@lucascooky8242

You made me understand more material in 15 minutes than I did during my 4 hours lecture. Please keep it up you are an awesome teacher!

@tonyjones4451

this guy saved my degree... was averaging a 2:2 and now im getting first! (: so happy!!

@mustafizurrahman5699

One of the best video on Brownian motion. Such a lucid explanation

@chocolatemodelsofficial5859

OMG this is the information I wanted to know, you may have just changed my life. I was trying to understand why the normal standard deviation has the bell curve shape. And now thanks to you, I now know that the normal standard deviation shape is the projection of multiple scaled random walks.

@DanielloFratello

Hooooly shit, you are so good at explaining these topics, which apparently don't have to be so difficult compared to how my professor explains it.

@hyuming2577

nice geometric brownian motion lecture

@skeetski2307

College prolly masters level made simple, and available for us to try to learn. appreciate you

@infianant

You have explained it brilliantly…. Looking forward for other videos as well …keep uploading

@ibtissamaymen7321

Thank you for your vedios, i have question please, why you use .T and what is T??

@meisterthea

At 8:40 into the video you mention 10,000,000 simulations but it is not clear how you did this. Please explain.

@yassinejermouni3224

the best channel ever thxx man

@mobileentertainment212

Are there any pre-req video i can watch? really could not catch any of it. For example, what filtration means

@user-wr4yl7tx3w

Excellent video

@mundrakeshav22

I am currently pursuing the FRM (cleared FRM Level 1) and also learning Python!
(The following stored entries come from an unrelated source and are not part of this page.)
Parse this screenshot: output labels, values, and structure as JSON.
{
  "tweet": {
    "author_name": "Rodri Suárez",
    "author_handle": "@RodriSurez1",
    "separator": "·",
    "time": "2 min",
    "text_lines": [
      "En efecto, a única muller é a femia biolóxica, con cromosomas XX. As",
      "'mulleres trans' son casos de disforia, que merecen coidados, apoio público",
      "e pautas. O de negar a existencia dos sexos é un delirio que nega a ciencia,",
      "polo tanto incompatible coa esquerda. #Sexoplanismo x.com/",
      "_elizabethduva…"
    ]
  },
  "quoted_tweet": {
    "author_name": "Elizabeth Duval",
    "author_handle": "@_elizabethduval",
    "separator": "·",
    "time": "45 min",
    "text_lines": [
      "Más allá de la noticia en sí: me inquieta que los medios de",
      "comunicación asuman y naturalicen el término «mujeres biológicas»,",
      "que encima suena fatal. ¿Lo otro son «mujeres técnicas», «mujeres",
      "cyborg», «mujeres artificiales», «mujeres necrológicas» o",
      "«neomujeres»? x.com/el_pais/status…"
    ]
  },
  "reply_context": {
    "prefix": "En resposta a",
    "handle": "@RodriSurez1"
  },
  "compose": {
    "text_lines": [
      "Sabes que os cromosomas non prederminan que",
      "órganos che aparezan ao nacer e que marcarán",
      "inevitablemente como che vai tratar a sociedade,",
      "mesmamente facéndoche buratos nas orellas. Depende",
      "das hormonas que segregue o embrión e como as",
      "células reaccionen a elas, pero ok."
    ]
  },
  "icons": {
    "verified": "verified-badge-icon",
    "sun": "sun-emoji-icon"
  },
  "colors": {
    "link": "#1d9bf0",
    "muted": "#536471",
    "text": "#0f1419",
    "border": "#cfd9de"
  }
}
Which books would you suggest me to refer for building stronger basics??

@ghostwhowalks5623

fantastic video!! Quick question - what does it mean to say "variance accumulates at rate one per unit time"? Thanks!

@sergeychigrinov1360

Hi @Jonathon! Why we use square root of time when we switch to the scaled random walk? From what I see increments are additive, so to get to the same position at time 1 we need to do NxSize steps and not sqrt(N)xSize steps. I gues this is to keep properties of the process the same, but this is not too intuitive. If the answer is long - please steer me into the right direction. Thanks!

@parsecsprinter904

How can you use the normal distribution in your example for Brownian Motion with n = 100 steps and time t = 10 when "n" is not at all high enough to assume a normal distribution? It should have been a Binomial distribution instead. No? The binomial won't converge to normal at just small n. Law of Large Numbers.

@simonabarone8920

Can you simulate multidimensional Brownian motion with the correllation matrix?

@iv2689

Any book recommendations for a beginners in financial mathematics (Cfa candidate)?

@skalderman

How is it random if its dependent on anything?